Jakarta – Ibukota kembali menjadi panggung pernyataan aspirasi rakyat. Dalam rangka memperingati Hari Tani Nasional 2025, ribuan massa dari berbagai elemen turun ke jalan. Aksi digelar di tiga titik utama Jakarta: depan Istana Negara, kompleks DPR/MPR RI, dan kawasan Patung Kuda, Medan Merdeka Barat.
Unjuk rasa hari ini mendapat perhatian serius dari pihak keamanan. Sebanyak 8.340 personel gabungan dari unsur Polri, TNI, dan Pemprov DKI Jakarta dikerahkan untuk mengawal jalannya aksi agar berlangsung tertib dan damai. Salah satu konsentrasi pengamanan berada di depan Gedung DPR/MPR RI, tempat di mana massa dijadwalkan menyampaikan tuntutan utama mereka.
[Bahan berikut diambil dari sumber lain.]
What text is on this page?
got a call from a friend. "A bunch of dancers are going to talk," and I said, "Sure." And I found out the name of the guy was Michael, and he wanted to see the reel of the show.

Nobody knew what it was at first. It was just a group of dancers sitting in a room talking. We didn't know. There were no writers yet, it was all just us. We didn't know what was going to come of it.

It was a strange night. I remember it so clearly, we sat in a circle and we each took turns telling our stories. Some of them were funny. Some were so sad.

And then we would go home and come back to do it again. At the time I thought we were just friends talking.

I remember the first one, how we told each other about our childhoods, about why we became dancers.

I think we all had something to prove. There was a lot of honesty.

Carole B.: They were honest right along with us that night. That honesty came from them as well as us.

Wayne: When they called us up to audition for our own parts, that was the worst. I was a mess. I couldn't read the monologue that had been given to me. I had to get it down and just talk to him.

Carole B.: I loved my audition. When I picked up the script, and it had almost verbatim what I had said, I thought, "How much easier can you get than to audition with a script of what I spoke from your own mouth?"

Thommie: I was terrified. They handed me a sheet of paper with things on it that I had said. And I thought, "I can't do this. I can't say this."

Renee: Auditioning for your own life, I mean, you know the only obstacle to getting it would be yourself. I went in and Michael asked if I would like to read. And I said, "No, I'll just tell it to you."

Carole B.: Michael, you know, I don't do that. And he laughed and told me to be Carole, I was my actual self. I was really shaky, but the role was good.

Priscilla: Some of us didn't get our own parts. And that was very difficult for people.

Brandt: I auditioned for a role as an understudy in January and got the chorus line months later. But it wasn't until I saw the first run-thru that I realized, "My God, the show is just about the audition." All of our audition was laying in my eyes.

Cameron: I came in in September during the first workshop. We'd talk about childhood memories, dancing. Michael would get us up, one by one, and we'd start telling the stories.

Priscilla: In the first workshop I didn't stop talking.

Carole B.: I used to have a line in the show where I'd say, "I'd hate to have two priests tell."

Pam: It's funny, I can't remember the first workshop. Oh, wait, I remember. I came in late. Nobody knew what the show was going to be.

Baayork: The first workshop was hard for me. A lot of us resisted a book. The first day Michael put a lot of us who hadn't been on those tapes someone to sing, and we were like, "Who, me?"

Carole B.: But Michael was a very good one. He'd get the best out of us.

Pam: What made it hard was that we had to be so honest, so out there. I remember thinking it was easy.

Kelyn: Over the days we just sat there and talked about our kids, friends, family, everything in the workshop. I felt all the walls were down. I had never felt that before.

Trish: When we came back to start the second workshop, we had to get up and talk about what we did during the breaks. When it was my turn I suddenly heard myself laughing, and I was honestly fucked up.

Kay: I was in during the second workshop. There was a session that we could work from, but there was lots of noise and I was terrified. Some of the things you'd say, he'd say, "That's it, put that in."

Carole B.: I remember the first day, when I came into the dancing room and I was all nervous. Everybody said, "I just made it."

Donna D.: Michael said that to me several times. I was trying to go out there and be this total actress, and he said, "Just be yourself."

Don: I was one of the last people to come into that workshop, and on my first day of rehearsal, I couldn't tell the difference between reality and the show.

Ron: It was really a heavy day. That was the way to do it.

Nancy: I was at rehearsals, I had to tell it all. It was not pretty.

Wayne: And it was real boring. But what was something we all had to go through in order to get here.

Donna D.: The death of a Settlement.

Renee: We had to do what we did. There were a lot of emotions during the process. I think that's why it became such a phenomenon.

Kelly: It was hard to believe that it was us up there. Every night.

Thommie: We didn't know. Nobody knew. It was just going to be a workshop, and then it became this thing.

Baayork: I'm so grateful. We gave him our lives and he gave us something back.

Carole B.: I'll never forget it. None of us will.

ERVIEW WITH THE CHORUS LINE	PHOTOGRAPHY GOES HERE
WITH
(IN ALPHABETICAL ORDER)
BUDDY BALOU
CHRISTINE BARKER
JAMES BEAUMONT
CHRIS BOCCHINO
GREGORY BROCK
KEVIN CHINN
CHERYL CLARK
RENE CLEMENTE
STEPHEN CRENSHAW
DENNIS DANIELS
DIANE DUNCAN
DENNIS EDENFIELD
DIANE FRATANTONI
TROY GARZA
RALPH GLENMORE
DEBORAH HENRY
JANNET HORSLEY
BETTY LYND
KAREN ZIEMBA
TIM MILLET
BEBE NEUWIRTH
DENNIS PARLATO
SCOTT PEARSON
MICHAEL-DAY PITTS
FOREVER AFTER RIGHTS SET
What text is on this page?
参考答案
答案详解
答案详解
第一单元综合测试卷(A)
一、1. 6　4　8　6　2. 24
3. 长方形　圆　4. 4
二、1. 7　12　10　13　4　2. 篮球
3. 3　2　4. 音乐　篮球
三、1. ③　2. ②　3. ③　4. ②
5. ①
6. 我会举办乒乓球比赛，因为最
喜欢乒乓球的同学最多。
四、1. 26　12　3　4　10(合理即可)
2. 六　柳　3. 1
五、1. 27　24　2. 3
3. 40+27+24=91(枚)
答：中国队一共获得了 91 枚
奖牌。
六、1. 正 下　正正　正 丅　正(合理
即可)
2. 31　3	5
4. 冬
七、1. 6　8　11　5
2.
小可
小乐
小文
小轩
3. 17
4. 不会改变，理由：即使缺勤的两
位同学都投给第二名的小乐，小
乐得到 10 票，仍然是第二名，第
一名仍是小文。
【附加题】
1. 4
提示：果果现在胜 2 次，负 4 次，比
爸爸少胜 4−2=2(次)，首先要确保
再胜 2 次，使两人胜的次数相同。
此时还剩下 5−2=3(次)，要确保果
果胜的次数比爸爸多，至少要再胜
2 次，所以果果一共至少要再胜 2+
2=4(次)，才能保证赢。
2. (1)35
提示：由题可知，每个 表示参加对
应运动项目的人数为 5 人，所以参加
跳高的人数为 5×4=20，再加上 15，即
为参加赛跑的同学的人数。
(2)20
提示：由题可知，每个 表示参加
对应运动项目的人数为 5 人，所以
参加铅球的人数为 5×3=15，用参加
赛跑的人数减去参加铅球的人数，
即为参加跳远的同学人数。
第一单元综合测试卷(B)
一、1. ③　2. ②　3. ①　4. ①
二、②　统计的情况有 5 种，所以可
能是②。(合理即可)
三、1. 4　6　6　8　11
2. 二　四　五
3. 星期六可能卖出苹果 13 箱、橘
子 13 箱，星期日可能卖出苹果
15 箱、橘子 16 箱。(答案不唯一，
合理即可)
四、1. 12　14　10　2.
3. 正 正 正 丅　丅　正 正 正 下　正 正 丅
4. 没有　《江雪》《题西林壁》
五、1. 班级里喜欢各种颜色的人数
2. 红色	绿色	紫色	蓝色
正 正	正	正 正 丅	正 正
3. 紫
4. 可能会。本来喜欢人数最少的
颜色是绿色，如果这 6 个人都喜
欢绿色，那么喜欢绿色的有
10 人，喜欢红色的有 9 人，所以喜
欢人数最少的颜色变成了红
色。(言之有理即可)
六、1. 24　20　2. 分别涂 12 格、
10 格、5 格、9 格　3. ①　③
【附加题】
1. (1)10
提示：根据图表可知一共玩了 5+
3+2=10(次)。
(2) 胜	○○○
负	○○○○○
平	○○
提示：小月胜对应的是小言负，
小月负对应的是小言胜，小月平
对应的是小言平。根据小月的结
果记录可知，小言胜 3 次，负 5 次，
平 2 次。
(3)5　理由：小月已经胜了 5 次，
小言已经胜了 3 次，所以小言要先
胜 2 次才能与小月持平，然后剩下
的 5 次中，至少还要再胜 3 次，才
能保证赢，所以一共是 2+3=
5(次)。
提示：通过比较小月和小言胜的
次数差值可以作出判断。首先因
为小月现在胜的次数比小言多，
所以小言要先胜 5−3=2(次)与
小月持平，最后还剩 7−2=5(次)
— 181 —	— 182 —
Kapolres Metro Jakarta Pusat, Kombes Susatyo Purnomo Condro, mengatakan bahwa rekayasa lalu lintas akan dilakukan secara situasional, tergantung pada dinamika lapangan. Ia meminta masyarakat untuk menghindari kawasan terdampak dan memahami bahwa pengamanan dilakukan demi keselamatan bersama.
“Kami memohon pengertian masyarakat. Keselamatan dan kenyamanan bersama menjadi prioritas kami,” ujar Susatyo.
Selain personel keamanan umum, Direktorat Lalu Lintas Polda Metro Jaya juga menurunkan 1.438 personel untuk mengatur arus kendaraan di sekitar titik aksi. Petugas akan mengarahkan pengalihan arus lalu lintas jika terjadi kepadatan atau penutupan jalan.
Dalam aksi kali ini, para demonstran menyuarakan berbagai isu utama seperti percepatan reforma agraria sejati, penghapusan ketimpangan kepemilikan tanah, penolakan impor pangan, serta perlindungan petani kecil. Mereka juga mendesak agar kebijakan pangan dan agraria lebih berpihak pada petani dan buruh tani.
Pihak kepolisian menegaskan bahwa pendekatan yang digunakan dalam pengamanan adalah persuasif dan tanpa senjata api. Massa dipersilakan menyampaikan aspirasi sejauh dilakukan secara damai dan tertib.
Aksi Hari Tani kali ini dipandang sebagai momentum penting bagi rakyat untuk menagih janji-janji pemerintah dalam hal distribusi lahan, keadilan agraria, serta keberpihakan terhadap sektor pertanian nasional.